Several Christian primary schools in the Muslim-dominated region were forced to close as a result of the standoff.
As a result, the Ministry of Education asked the quasi-religious Public Affairs Committee, or PAC, to assist in the resolution of the issue.
According to Gilford Matonga, a PAC spokesperson, a compromise has to be found.
“One of the recommendations is that the Islamic girl child is allowed to wear the hijab that matches the school uniform wherever they are going to school. On the other side is that no girl child shall be forced to put on the hijab if they wish not to put on [the hijab],” Matonga said.
Abdul-Salaam Faduweck is the spokesperson for the Hijab Task Force, a section of the Muslim Association of Malawi that has advocated for the scarves to be worn in all Malawian schools.
He stated that the task committee has accepted the PAC’s recommendation and that the school uniforms will be in line with a full hijab.
“We need the uniform to be according to the understanding of the meaning of hijab itself. If it is a skirt it has to be a long skirt, it has to be loose not tight. If it is a blouse it has to be with a long sleeve and not very tight. And the learner has to cover the head with a scarf. That is a complete hijab,” Faduweck said.
The idea, according to Imran Sheriff, a religious studies lecturer at the University of Malawi, is somewhat unworkable, especially since the headscarf is also considered part of the school uniform in Muslim schools.

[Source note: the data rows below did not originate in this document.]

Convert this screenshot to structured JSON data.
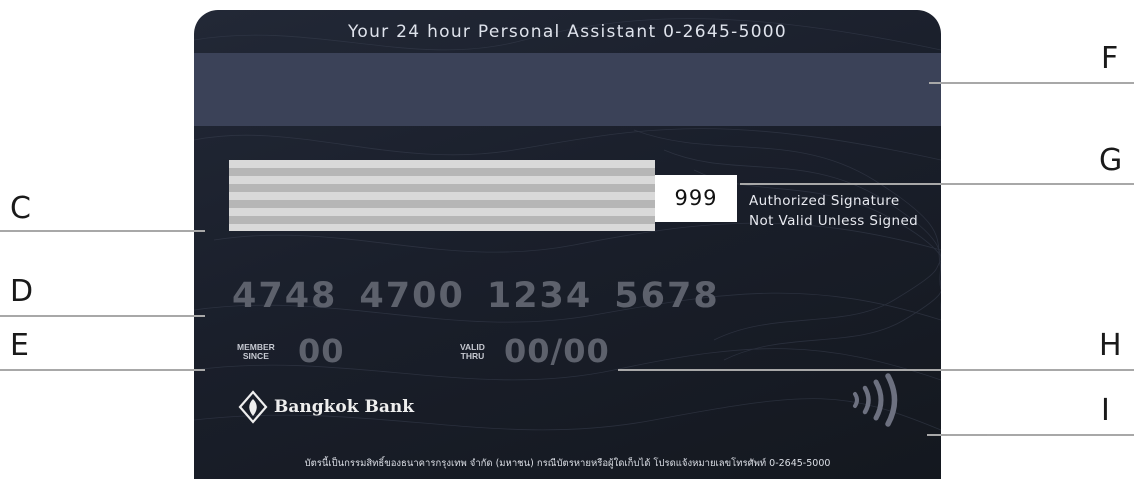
{
  "card": {
    "hotline": "Your 24 hour Personal Assistant 0-2645-5000",
    "cvv": "999",
    "signature_note": [
      "Authorized Signature",
      "Not Valid Unless Signed"
    ],
    "card_number_groups": [
      "4748",
      "4700",
      "1234",
      "5678"
    ],
    "member_since_label": [
      "MEMBER",
      "SINCE"
    ],
    "member_since_value": "00",
    "valid_thru_label": [
      "VALID",
      "THRU"
    ],
    "valid_thru_value": "00/00",
    "bank_name": "Bangkok Bank",
    "footer_note": "บัตรนี้เป็นกรรมสิทธิ์ของธนาคารกรุงเทพ จำกัด (มหาชน) กรณีบัตรหายหรือผู้ใดเก็บได้ โปรดแจ้งหมายเลขโทรศัพท์ 0-2645-5000"
  },
  "callouts": {
    "C": "C",
    "D": "D",
    "E": "E",
    "F": "F",
    "G": "G",
    "H": "H",
    "I": "I"
  },
  "colors": {
    "card_background": "#1a1f2b",
    "magnetic_stripe": "#3b4258",
    "embossed_text": "#5d616c",
    "callout_line": "#a8a8a8"
  }
}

“The putting on a hijab is based on religion and putting on school uniform is based on school regulations in order that the students should look equal. So, if it is an Islamic institution, if the hijab is part of the uniform, then everybody will be obliged [to put on a headscarf],” Sheriff said.
According to Michael Kaiyatsa, executive director of Malawi’s Center for Human Rights and Rehabilitation, the moment has come for Malawi to allow all religious symbols into schools in order to encourage religious harmony.
“It shouldn’t be Muslims or a particular religion. If we allow, then it should be across the board. If people are allowed to come to schools with rosaries around their necks, then why shouldn’t we allow other religions to do the same?” Kaiyatsa asked.
According to Matonga of the PAC, the ideas will be presented to education officials next week for their opinion.
However, because they haven’t received the suggestions yet, education officials said they couldn’t comment on the topic right now.